Los mejores editores para trabajar desde el terminal de comandos

El terminal de línea de comandos es una de las principales herramientas del día a día de desarrolladores y administradores de sistemas, y  la edición de texto una de las tareas más habituales que desempeñamos vía consola, ya sea para trabajar con archivos de configuración o también para programar. Por ello, los editores de código son una de nuestras herramientas de cabecera a la hora de trabajar con el terminal. Como existen editores para todos los gustos, vamos a repasar aquí algunos de los más habituales.

Editores por terminal en Linux y Mac

El sistema operativo más comúnmente utilizado desde el terminal es Linux, presente en la mayoría de los servidores de Internet. Para su administración usualmente nos conectamos por línea de comandos. Los programas que vamos a mencionar se encuentran disponibles en la muchos casos de manera predeterminada. En cualquier caso, su licencia GNU hace que se puedan instalar muy fácilmente vía repositorios de software de cada sistema.

  • Vim. Es el más potente de los editores por línea de comandos. Tanto es así, que muchos desarrolladores usan únicamente Vim en su día a día, obteniendo básicamente el mismo nivel de utilidades que muchos editores de interfaz gráfica. Entre sus capacidades más avanzadas nos ofrece coloreado de sintaxis para múltiples lenguajes y tipos de archivo de configuración, capacidad para dividir la pantalla en varios paneles, para editar varios archivos a la vez o acceder a utilidades como el explorador de archivos, undo/redo de manera ilimitada, etc.
    El problema de Vim para muchos profesionales que comienzan a usarlo es gestionar sus modos de trabajo y los comandos para realizar las acciones. De todos modos, aunque pueda resultar un poco farragoso inicialmente, con un poco de práctica seremos capaces de obtener prestaciones suficientes como para merezca la pena el esfuerzo de adaptación.
  • Vi. Es el editor precursor de Vim. Aunque es una alternativa más clásica raramente se usa, pues Vim te ofrece un conjunto de utilidades adicionales que suelen ser de agradecer. En cuanto a dificultad ambos editores son igual de complejos, porque comparten los mismos mecanismos de trabajo.
  • Nano. Este es el editor de preferencia de todos aquellos que no se han conseguido adaptar a Vim, o aquellos que, conociendo Vim, prefieren editar el código sin tantas complicaciones. También dispone de coloreado de sintaxis y otras ayudas clave para la programación. Nano permite editar el archivo según se abre el fichero, sin tener que lanzar comandos como en Vim, y ofrece una barra de ayuda siempre visible que nos informa de los comandos más habituales dentro del programa, como salvar el fichero, cerrarlo, etc. Por este motivo, no es necesaria ninguna adaptación especial a Nano y, aunque lo usemos muy de vez en cuando, raramente necesitaremos indagar mucho para conseguir realizar las acciones del día a día.
  • Emacs. Dispone de versiones para trabajo con el terminal y versiones basadas en interfaz gráfica. Dentro de los editores de código para terminal se le considera uno de los más avanzados, por su cantidad de herramientas y posibilidades de personalización. Permite mucho más que editar código: ejecutar comandos complejos, editar varios archivos a la vez en múltiples paneles, coloreado de sintaxis, indentación automática, etc. Aunque tiene características similares a Vim, lo cierto es que no está tan extendido. Tampoco consigue ser tan sencillo como Nano, por lo que finalmente otras opciones acaban siendo más relevantes.

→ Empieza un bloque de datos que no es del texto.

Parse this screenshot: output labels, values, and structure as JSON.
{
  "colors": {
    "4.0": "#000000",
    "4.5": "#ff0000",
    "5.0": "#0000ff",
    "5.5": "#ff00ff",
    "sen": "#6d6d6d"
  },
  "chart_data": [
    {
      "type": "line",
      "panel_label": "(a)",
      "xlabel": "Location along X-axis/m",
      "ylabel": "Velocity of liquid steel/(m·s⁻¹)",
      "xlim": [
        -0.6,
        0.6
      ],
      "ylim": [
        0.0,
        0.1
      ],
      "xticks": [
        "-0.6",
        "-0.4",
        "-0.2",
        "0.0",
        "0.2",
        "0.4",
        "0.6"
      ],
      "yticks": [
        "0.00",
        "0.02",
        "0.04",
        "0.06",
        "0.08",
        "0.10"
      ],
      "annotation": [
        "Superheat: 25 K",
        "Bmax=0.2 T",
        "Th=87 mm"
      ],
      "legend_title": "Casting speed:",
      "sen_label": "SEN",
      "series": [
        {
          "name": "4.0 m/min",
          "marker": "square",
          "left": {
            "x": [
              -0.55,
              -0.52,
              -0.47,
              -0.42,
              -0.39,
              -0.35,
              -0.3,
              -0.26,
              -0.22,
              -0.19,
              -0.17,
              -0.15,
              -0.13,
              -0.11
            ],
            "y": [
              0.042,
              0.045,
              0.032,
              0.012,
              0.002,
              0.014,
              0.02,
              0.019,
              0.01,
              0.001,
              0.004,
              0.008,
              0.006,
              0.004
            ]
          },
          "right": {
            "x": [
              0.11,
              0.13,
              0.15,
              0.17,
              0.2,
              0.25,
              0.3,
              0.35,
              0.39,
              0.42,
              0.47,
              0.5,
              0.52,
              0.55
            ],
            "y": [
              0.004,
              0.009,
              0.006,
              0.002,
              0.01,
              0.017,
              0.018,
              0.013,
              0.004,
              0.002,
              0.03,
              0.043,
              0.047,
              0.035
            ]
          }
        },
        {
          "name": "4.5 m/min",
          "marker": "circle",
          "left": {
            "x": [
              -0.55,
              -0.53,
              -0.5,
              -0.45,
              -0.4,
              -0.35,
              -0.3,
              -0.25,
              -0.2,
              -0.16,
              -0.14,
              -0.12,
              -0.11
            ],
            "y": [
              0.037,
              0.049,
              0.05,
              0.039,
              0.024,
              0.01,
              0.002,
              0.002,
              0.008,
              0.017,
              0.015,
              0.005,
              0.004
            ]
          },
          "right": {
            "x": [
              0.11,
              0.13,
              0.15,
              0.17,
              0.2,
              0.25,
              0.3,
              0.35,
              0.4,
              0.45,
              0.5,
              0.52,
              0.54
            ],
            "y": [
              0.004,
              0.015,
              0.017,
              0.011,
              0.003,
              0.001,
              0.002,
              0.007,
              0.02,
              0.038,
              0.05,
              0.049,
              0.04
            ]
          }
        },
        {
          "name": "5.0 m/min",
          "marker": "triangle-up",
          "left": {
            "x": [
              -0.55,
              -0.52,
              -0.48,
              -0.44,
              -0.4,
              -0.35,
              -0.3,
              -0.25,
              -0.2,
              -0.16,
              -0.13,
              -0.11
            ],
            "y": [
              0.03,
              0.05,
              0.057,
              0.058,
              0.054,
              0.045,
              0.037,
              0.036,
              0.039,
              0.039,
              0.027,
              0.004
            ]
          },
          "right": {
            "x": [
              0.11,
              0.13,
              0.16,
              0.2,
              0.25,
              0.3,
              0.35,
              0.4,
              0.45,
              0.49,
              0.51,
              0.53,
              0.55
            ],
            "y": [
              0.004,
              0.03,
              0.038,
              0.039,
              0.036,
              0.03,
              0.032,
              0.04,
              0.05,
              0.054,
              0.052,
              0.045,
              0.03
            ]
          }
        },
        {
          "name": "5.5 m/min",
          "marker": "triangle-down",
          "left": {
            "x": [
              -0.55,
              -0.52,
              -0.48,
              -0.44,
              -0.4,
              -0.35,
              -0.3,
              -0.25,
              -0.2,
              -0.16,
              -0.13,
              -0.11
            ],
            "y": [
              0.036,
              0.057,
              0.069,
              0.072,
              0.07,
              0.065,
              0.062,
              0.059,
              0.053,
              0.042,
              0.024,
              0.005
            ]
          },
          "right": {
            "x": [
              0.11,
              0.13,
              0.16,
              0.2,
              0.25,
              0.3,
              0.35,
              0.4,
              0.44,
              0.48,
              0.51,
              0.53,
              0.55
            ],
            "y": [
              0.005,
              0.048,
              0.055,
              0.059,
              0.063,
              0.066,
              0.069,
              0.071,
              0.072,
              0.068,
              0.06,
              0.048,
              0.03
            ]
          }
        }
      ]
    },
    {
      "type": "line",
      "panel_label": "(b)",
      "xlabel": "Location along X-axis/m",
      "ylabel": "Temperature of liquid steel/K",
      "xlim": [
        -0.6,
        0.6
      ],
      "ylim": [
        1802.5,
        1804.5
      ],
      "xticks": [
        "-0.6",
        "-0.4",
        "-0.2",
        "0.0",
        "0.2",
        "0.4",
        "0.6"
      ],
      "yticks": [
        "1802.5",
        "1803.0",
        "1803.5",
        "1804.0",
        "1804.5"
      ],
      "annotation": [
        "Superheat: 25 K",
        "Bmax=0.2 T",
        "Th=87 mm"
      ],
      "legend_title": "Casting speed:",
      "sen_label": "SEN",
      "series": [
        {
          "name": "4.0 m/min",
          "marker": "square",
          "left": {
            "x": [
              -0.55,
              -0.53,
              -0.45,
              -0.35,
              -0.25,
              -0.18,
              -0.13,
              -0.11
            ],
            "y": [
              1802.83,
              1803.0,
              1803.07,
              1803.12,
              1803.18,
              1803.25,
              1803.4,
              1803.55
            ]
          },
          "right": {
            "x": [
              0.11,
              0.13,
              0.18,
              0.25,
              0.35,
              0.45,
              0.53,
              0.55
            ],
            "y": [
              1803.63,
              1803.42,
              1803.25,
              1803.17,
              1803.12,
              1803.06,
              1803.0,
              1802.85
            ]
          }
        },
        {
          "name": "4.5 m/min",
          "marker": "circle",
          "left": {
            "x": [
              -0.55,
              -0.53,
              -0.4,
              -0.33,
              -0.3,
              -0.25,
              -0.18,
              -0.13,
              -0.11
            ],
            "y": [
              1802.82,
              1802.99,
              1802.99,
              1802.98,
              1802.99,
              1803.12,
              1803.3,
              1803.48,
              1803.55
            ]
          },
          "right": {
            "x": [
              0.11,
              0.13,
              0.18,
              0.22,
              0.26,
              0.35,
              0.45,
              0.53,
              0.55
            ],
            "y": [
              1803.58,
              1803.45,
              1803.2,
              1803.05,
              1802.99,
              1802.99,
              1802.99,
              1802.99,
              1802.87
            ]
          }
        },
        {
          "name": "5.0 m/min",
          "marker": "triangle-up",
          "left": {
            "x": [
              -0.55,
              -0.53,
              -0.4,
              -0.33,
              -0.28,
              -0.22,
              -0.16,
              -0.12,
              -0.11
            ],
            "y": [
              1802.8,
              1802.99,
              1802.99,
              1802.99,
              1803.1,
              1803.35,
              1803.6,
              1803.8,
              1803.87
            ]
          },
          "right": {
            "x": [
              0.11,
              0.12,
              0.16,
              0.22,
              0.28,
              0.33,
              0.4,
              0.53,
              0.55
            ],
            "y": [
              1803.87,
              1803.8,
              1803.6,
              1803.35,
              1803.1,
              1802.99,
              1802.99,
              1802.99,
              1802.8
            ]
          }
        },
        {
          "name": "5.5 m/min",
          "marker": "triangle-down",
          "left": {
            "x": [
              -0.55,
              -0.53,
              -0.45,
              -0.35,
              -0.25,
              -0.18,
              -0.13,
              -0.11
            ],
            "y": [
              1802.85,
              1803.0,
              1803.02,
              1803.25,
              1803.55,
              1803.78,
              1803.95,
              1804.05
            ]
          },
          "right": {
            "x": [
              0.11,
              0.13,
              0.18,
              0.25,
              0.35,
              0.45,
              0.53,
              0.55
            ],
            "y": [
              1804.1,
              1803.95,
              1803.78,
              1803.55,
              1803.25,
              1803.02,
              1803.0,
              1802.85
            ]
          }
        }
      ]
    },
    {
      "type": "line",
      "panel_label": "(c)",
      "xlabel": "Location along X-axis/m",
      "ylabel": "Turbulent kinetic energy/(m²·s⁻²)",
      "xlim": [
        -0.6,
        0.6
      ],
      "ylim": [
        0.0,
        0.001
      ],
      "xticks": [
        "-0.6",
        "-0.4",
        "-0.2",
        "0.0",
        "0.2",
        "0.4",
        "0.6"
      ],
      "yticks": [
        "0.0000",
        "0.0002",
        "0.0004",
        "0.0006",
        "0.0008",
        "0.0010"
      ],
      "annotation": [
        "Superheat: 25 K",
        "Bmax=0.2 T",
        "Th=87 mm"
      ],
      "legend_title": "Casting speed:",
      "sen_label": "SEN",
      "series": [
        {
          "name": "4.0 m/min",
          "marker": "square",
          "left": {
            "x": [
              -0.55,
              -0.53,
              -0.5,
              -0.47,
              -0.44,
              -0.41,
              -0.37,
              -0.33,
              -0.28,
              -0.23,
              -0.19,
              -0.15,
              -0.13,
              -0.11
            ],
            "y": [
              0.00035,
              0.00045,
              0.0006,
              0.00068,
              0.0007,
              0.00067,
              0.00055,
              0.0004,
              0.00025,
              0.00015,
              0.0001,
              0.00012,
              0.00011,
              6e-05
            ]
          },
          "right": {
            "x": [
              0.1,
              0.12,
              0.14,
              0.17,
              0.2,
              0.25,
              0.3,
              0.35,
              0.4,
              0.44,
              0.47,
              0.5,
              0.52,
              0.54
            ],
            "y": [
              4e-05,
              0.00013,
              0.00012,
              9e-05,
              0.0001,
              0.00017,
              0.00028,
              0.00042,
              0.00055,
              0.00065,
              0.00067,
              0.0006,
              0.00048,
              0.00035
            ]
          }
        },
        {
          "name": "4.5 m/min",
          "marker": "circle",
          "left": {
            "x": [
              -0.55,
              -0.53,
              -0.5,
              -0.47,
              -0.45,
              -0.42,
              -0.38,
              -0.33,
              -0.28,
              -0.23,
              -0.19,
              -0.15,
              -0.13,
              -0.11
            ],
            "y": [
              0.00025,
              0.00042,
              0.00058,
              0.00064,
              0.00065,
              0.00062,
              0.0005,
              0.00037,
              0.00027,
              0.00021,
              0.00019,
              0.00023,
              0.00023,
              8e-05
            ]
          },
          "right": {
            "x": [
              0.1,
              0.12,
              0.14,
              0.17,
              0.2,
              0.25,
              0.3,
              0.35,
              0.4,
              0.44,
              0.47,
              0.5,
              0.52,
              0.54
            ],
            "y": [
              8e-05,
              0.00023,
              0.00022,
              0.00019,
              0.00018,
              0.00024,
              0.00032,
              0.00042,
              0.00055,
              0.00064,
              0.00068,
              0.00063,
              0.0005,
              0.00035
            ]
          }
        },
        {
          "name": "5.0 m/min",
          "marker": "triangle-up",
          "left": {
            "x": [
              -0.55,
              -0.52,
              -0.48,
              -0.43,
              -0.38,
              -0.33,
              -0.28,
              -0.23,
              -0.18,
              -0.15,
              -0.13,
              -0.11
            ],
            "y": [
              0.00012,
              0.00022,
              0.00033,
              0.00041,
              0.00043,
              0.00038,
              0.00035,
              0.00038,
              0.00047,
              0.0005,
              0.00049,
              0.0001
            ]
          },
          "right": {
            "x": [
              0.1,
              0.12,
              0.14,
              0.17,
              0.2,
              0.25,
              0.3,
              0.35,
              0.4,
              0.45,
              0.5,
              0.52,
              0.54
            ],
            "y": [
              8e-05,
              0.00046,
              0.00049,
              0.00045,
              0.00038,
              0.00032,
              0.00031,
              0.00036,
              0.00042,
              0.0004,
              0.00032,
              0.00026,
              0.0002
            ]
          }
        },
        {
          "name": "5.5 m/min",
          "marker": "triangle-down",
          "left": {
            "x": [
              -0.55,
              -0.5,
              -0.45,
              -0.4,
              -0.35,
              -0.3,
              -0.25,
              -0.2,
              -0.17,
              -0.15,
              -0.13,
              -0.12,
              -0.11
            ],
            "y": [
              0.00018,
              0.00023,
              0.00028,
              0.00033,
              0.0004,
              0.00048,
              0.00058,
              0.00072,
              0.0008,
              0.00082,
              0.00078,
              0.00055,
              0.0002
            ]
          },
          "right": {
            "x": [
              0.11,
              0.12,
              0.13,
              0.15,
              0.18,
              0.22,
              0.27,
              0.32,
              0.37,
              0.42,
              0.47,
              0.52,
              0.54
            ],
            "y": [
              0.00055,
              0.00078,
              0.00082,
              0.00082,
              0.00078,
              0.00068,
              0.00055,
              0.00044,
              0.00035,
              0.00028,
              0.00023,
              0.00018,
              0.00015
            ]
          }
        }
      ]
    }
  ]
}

Mac OS X, comparte la misma raíz que Linux, por lo que los editores que tenemos disponibles generalmente son los mismos. Además, los más comunes están generalmente instalados de manera predeterminada en OS X.

Editores de línea de comandos para Windows

Aunque existen editores de línea de comandos capaces de funcionar sobre Windows, como por ejemplo Micro. En este sistema siempre está disponible la interfaz gráfica, incluso para su administración remota, por lo que no son tan necesarios los editores de código para el terminal.

Realmente en  Windows lo más rápido si deseamos editar un archivo es ejecutar el comando notepad, que abre el popular editor de textos, seguido del archivo que se desea editar. Eso nos abrirá una ventana con el programa Bloc de Notas y el archivo deseado listo para editar. No es un programa de línea de comandos, pero nos puede servir igualmente.

De todos modos, si trabajamos en Windows, los más habitual es conectarse por SSH con sistemas Linux, por lo que acabaremos usando los editores comentados más arriba.